Department of Chemical and Biological Engineering, Institute of Bioengineering, Zhejiang University, Hangzhou, Zhejiang, China.
Appl Microbiol Biotechnol. 2011 Mar;89(6):1709-19. doi: 10.1007/s00253-010-3025-1. Epub 2010 Dec 4.
iso-Migrastatin (iso-MGS) has been actively pursued recently as an outstanding candidate of antimetastasis agents. Having characterized the iso-MGS biosynthetic gene cluster from its native producer Streptomyces platensis NRRL 18993, we have recently succeeded in producing iso-MGS in five selected heterologous Streptomyces hosts, albeit the low titers failed to meet expectations and cast doubt on the utility of this novel technique for large-scale production. To further explore and capitalize on the production capacity of these hosts, a thorough investigation of these five engineered strains with three fermentation media for iso-MGS production was undertaken. Streptomyces albus J1074 and Streptomyces lividans K4-114 were found to be preferred heterologous hosts, and subsequent analysis of carbon and nitrogen sources revealed that sucrose and yeast extract were ideal for iso-MGS production. After the initial optimization, the titers of iso-MGS in all five hosts were considerably improved by 3-18-fold in the optimized R2YE medium. Furthermore, the iso-MGS titer of S. albus J1074 (pBS11001) was significantly improved to 186.7 mg/L by a hybrid medium strategy. Addition of NaHCO(3) to the latter finally afforded an optimized iso-MGS titer of 213.8 mg/L, about 5-fold higher than the originally reported system. With S. albus J1074 (pBS11001) as a model host, the expression of iso-MGS gene cluster in four different media was systematically studied via the quantitative RT-PCR technology. The resultant comparison revealed the correlation of gene expression and iso-MGS production for the first time; synchronous expression of the whole gene cluster was crucial for optimal iso-MGS production. These results reveal new insights into the iso-MGS biosynthetic machinery in heterologous hosts and provide the primary data to realize large-scale production of iso-MGS for further preclinical studies.

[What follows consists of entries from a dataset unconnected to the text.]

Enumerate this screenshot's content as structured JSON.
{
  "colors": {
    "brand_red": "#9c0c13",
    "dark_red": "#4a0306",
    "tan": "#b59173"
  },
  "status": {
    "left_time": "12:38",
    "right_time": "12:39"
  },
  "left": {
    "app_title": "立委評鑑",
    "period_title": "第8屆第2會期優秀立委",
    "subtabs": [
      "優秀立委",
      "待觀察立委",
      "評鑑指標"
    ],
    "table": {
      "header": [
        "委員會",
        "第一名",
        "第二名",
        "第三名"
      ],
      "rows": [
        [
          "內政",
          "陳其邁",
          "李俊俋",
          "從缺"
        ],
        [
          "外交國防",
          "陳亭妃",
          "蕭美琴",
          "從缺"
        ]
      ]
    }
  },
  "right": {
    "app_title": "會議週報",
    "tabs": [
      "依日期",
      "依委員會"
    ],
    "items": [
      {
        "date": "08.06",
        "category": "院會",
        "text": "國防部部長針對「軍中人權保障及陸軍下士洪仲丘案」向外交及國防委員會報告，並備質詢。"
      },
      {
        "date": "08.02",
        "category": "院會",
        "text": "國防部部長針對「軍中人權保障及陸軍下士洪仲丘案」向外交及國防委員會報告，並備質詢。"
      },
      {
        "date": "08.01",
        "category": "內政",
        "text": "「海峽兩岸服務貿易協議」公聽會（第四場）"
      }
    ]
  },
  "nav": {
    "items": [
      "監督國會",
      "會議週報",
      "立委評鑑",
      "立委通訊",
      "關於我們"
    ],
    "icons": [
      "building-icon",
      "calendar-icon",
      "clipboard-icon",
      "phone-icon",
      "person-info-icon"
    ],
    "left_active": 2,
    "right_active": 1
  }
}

异美登他汀(iso-MGS)最近作为一种优秀的抗转移剂候选药物受到了广泛关注。从其天然产生菌链霉菌 platensis NRRL 18993 中鉴定出异美登他汀生物合成基因簇后,我们最近成功地在五种选定的异源链霉菌宿主中生产出了异美登他汀,尽管产量较低,未能达到预期,并对该新技术在大规模生产中的应用提出了质疑。为了进一步探索和利用这些宿主的生产能力,我们对这五种用于异美登他汀生产的工程菌株进行了彻底的研究,并使用三种发酵培养基。发现白色链霉菌 J1074 和变铅青链霉菌 K4-114 是较好的异源宿主,随后对碳源和氮源的分析表明,蔗糖和酵母提取物是异美登他汀生产的理想选择。在初步优化后,在优化的 R2YE 培养基中,所有五种宿主的异美登他汀产量都提高了 3-18 倍。此外,通过混合培养基策略,白色链霉菌 J1074(pBS11001)的异美登他汀产量提高到 186.7mg/L。最后,向后者中添加 NaHCO3,最终得到优化的异美登他汀产量为 213.8mg/L,比最初报道的系统提高了约 5 倍。以白色链霉菌 J1074(pBS11001)为模型宿主,通过定量 RT-PCR 技术系统研究了异美登他汀基因簇在四种不同培养基中的表达情况。首次比较了基因表达与异美登他汀生产之间的相关性;整个基因簇的同步表达对于异美登他汀的最佳生产至关重要。这些结果揭示了异美登他汀在异源宿主中的生物合成机制的新见解,并为实现异美登他汀的大规模生产以进行进一步的临床前研究提供了初步数据。